A maioria dos habitantes da cidade a temia.   Minha mãe se incluía nesse imenso grupo.   Sempre que o assunto Docha  – a andarilha,  aflorava-se em nossa casa, minha mãe empalidecia e nos alertava para ficarmos o mais longe possível da criatura pois podia ser uma bruxa, nos enfeitiçar e fazer conosco sabe lá o quê, etc., etc.     Eu crescia embalada pelas histórias e proezas dessa andarilha e a cada dia  aumentava a minha fascinação por este ser “mítico” errante.     

 Era ainda verão.    O sol estava quase se pondo e uma leve brisa soprava.  Estávamos, minha mãe e eu, na grande varanda da casa da fazenda, alegremente preparando uma grande fornada de  pães.   Então, minha mãe parou subitamente de sovar a massa.  Segui seu olhar e notei que, como encantada, ela fitava na direção do carreador um vulto que se aproximava.     A tez já alva de minha mãe foi tornando-se tão branca quanto a massa que segurava em suas mãos.   Parecia assim um modelo de cera, inerte, petrificado.     Era a Docha, a andarilha, que caminhava lenta em nossa direção.   Não havia engano.  Ela era singular.     E eu, ávida de olhá-la bem de perto, de “verificar” cada polegada do seu corpo, permaneci aí, tentando controlar meu coração que queria saltar pela boca.
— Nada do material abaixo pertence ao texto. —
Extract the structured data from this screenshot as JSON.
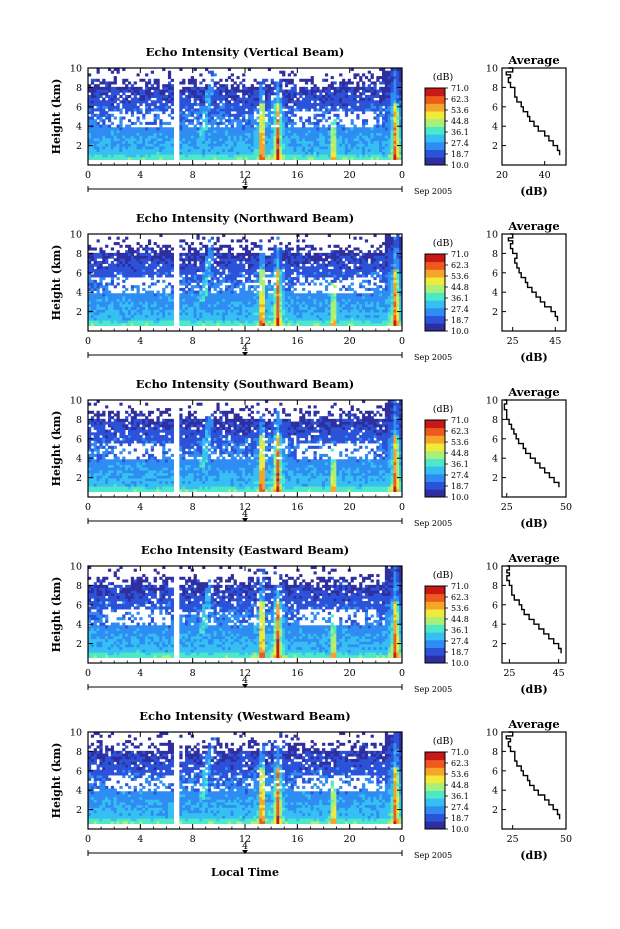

 Parando diante de nós,  encarou-nos com seus grandes olhos negros e redondos por longo tempo.    Minha mãe continuava assim como uma modelo de cera.   Finalmente a andarilha disse pausadamente:

- “Estou com o pé sujo,  comi melancia”.

 Com um esforço sobrenatural minha mãe virou-se e trocamos olhares.  E, instintivamente, olhamos para os pés dela.    Estavam imundos.   Era algo quase grotesco, camadas de sujeira marrom avermelhada, proveniente da “terra vermelha” daquele lugar.   Sementes de melancia se misturavam às tiras da chinela e pareciam fazer parte de suas imensas unhas tortas e não menos incrustadas daquela sujeira quase ocre.

 Minha mãe não conseguia dizer uma palavra sequer.    Eu continua a contemplar a Docha !      Passou-se –  não sei quanto tempo –  e finalmente minha mãe murmurou:

- O que deseja ?

- Um copo d’água.

 Tive a nítida sensação que minha mãe levaria algum tempo para sair daquele estado de petrificação.   Então, saí com passos cambaleantes para buscar a água.   Voltei.   As duas mantinham-se cada uma em seu estado.   Para  oferecê-la a água,  aproximei-me o mais que pude.    Que olhos negros e redondos tinha ela !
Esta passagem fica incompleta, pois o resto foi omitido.